Yazar: Zümra KAPAN (12 Yaşında) Editör: Ayşe Mine BABUR (9 Yaşında)
Şef Editör: Yağmur KARACAN
Balkonumda oturmuş çayımı yudumluyordum. Birden bahçeden bir ses geldi. Hemen aşağıya baktım. Bir balon patlamıştı, içinde de bir kâğıt vardı. “Hayırdır inşallah?” deyip ceketimi aldığım gibi dışarı fırladım.
Bahçeye çıktım ve kâğıdı yerden aldım. Bir mektuptu bu. Arkasında adres olarak “Müslümanların ülkesi Türkiye’ye” yazıyordu. Heyecanla açtım. Yazının telaşla hızlı bir şekilde yazıldığı belliydi. Duvarın altındaki banka oturup okumaya başladım.
Selamünaleyküm.
Ben Ahmet. Filistinli Ahmet. Ben büyüyünce şehit olmak istiyorum. Çünkü Peygamberimiz şehitlerin alnından öpermiş. Annem dedi ki abimin ve babamın alınlarını çoktan öpmüş. Allah onları ağırlamış. Allah’ım bana da 3 aylık kardeşimi tekrar öpmeyi nasip et. Çünkü ben onu sadece 3 ay öpebildim. Kocaman bir şeyden çıkan minicik bir şey öldürdü onu.
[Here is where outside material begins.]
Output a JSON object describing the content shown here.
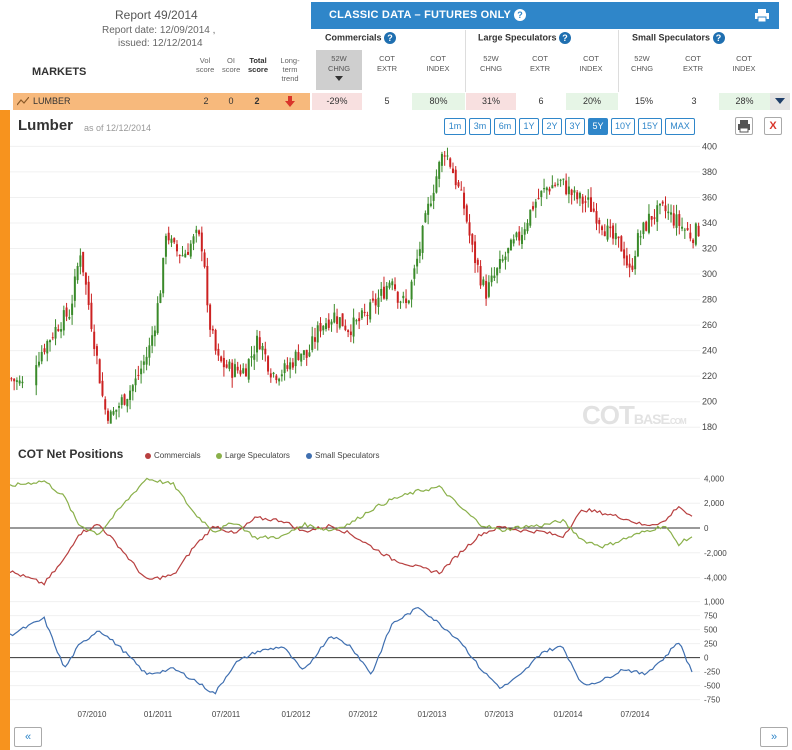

Annemin feryadı, bana sarılışı, kalbindeki boşluğu benimle dolduruşu… Bir de “Geçecek Ahmet’im, geçecek övülmüşüm. Allah bizi de yanına alacak.” deyişi... Bombaların o içimi acıtan yüksek sesleri hâlâ kulaklarımda. Bunu okuyan kişi inşallah Müslümandır. Dedem diyor ki siz buradayken herkes huzurluymuş. Siz çok adaletliymişsiniz ve bir gün ellerinizde meşalelerle geri gelecekmişsiniz.
O Günü Bekleyen Dostunuz Ahmet
Adres: Gazze / Filistin
Not: Allah’ım, bu balonu patlamadan Türkiye’ye ulaştır. Amin!
Gözlerim doldu. Evet, Filistin’de bir soykırım yaşanıyordu. Büyük ihtimalle bu mektup bir çocuğun son ümidiydi. O akşam masama geçtim ve Ahmet’e bir cevap mektubu yazdım. Tıpkı onun gibi kırmızı bir balonun içine koyup göğe bıraktım. Biliyordum ki Allah o balona sahip çıkacaktı…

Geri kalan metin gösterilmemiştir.